Design for Security and Privacy in PUF and In-Memory Computing Architectures

Speaker

Dr. Jiang LI, PhD
Nanjing University of Aeronautics and Astronautics

Time

October 20 2025 (Mon) at 14:00 HKT

Venue

P1402 + Zoom: https://cityu.zoom.us/j/96742093029

Abstract

With the rapid development of edge computing and the Internet of Things (IoT), a growing number of intelligent devices are being deployed at the network edge to perform local data processing and decision-making. However, these resource-constrained systems face increasing risks of security breaches, data leakage, and identity forgery. As a lightweight hardware security primitive, the Physical Unclonable Function (PUF) provides intrinsic and unclonable features that enable secure device authentication and key generation without requiring complex cryptographic modules. This work presents a series of PUF design architectures that enhance reliability, uniqueness, and resistance against modeling attacks, including implementations based on emerging memory technologies.

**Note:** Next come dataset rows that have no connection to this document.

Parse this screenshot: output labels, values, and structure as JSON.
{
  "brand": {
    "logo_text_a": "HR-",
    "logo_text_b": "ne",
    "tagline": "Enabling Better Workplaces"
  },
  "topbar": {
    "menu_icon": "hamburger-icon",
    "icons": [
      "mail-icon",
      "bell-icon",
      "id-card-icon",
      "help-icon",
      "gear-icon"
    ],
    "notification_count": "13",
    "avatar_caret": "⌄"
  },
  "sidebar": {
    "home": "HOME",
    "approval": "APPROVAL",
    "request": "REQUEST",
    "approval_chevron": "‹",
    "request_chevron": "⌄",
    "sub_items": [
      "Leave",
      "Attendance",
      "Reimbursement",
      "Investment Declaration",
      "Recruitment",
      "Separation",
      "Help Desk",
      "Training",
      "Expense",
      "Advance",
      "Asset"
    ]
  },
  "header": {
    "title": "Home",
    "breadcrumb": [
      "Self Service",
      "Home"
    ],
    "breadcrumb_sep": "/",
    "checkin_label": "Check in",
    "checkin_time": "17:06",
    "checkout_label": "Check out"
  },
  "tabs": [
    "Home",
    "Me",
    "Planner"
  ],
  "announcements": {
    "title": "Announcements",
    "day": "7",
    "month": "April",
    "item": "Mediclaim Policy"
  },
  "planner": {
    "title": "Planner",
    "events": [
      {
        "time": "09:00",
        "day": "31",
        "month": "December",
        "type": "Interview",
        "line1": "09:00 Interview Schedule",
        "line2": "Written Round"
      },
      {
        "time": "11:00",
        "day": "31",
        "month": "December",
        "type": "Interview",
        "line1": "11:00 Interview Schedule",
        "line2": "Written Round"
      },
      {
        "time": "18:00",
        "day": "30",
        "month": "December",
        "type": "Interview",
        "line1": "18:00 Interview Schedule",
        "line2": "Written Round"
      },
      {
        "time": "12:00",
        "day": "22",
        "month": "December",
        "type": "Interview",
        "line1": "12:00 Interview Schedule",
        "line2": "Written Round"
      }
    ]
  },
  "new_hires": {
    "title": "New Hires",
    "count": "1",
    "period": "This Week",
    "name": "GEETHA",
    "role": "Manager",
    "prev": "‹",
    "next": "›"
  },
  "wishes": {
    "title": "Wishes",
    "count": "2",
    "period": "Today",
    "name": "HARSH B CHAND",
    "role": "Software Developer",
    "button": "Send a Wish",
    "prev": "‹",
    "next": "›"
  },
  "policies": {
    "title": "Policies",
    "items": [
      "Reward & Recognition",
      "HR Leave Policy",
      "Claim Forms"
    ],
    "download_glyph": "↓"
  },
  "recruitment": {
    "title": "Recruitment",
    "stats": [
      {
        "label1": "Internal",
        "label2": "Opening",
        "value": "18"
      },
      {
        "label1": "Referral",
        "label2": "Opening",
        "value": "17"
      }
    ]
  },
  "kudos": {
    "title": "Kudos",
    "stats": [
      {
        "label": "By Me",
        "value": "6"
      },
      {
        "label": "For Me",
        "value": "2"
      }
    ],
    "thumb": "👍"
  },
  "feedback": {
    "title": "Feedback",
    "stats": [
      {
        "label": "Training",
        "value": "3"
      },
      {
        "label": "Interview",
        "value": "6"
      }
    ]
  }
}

In parallel, in-memory computing (IMC) has emerged as a promising paradigm for efficient data processing within memory arrays, but its tight coupling of storage and computation introduces new security and privacy concerns. To address these challenges, ongoing research focuses on privacy-preserving and encryption mechanisms for IMC systems, together with the synergistic integration of PUF and IMC architectures to build trustworthy and energy-efficient computing platforms for edge intelligence.

Biography

Dr. Jiang Li received his bachelor's degree in Information Engineering and the Ph.D. degree in Integrated Circuits from Nanjing University of Aeronautics and Astronautics (NUAA) in 2020 and 2025, respectively. His research focuses on hardware security, physical unclonable functions (PUFs), in-memory computing, and emerging memory technologies. He has published several papers in leading journals and conferences, including IEEE TCAD, TNANO, and DATE.